The linguistic wherewithal is hardly surprising. After all, it's the result of years of language classes -- most pupils start their foreign language study early in elementary school with English easily outpacing other European tongues in terms of popularity. Thousands of private English schools send teachers into thousands of German companies each day to disseminate the finer points of enigmatic, economic English. Add a healthy dose of Brit-pop, American rap and a nationwide addiction to Harry Potter, and it's virtually impossible to avoid knowing a handful of English words. A number of German companies even use English-language advertising slogans.
But it's their timidity that hurts most Germans when forced to put down their complete works of Shakespeare and actually speak the language.
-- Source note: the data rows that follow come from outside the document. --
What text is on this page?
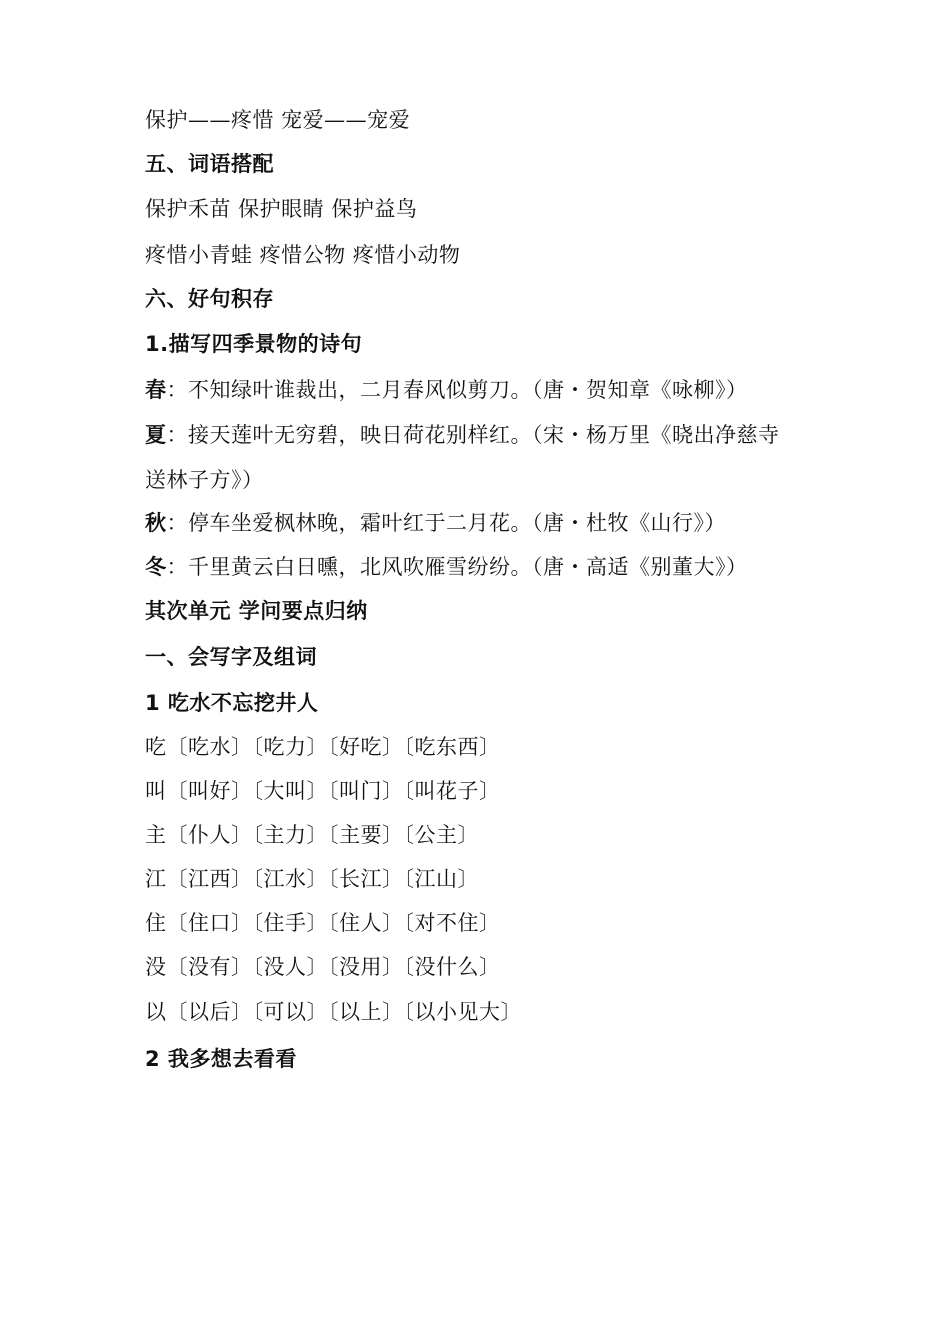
保护——疼惜 宠爱——宠爱
五、词语搭配
保护禾苗 保护眼睛 保护益鸟
疼惜小青蛙 疼惜公物 疼惜小动物
六、好句积存
1.描写四季景物的诗句
春：不知绿叶谁裁出，二月春风似剪刀。（唐・贺知章《咏柳》）
夏：接天莲叶无穷碧，映日荷花别样红。（宋・杨万里《晓出净慈寺
送林子方》）
秋：停车坐爱枫林晚，霜叶红于二月花。（唐・杜牧《山行》）
冬：千里黄云白日曛，北风吹雁雪纷纷。（唐・高适《别董大》）
其次单元 学问要点归纳
一、会写字及组词
1 吃水不忘挖井人
吃〔吃水〕〔吃力〕〔好吃〕〔吃东西〕
叫〔叫好〕〔大叫〕〔叫门〕〔叫花子〕
主〔仆人〕〔主力〕〔主要〕〔公主〕
江〔江西〕〔江水〕〔长江〕〔江山〕
住〔住口〕〔住手〕〔住人〕〔对不住〕
没〔没有〕〔没人〕〔没用〕〔没什么〕
以〔以后〕〔可以〕〔以上〕〔以小见大〕
2 我多想去看看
Perhaps more than most of us, they find it incredibly painful to risk imperfection. To make matters worse, they are surrounded on the north by Scandinavians who speak better English than most native speakers. And they ignore the southern Europeans; the French, Spanish and Italians make the Germans look like language prodigies.
In other words, when forcing your German hosts to wrench a few Anglo-phrases from the dark, backwaters of their brains, be kind. Compliment frequently. Nod and smile a lot. And be thankful it's not you trying to find a clear path through the Byzantine maze of German grammar and multi-syllabic locutions.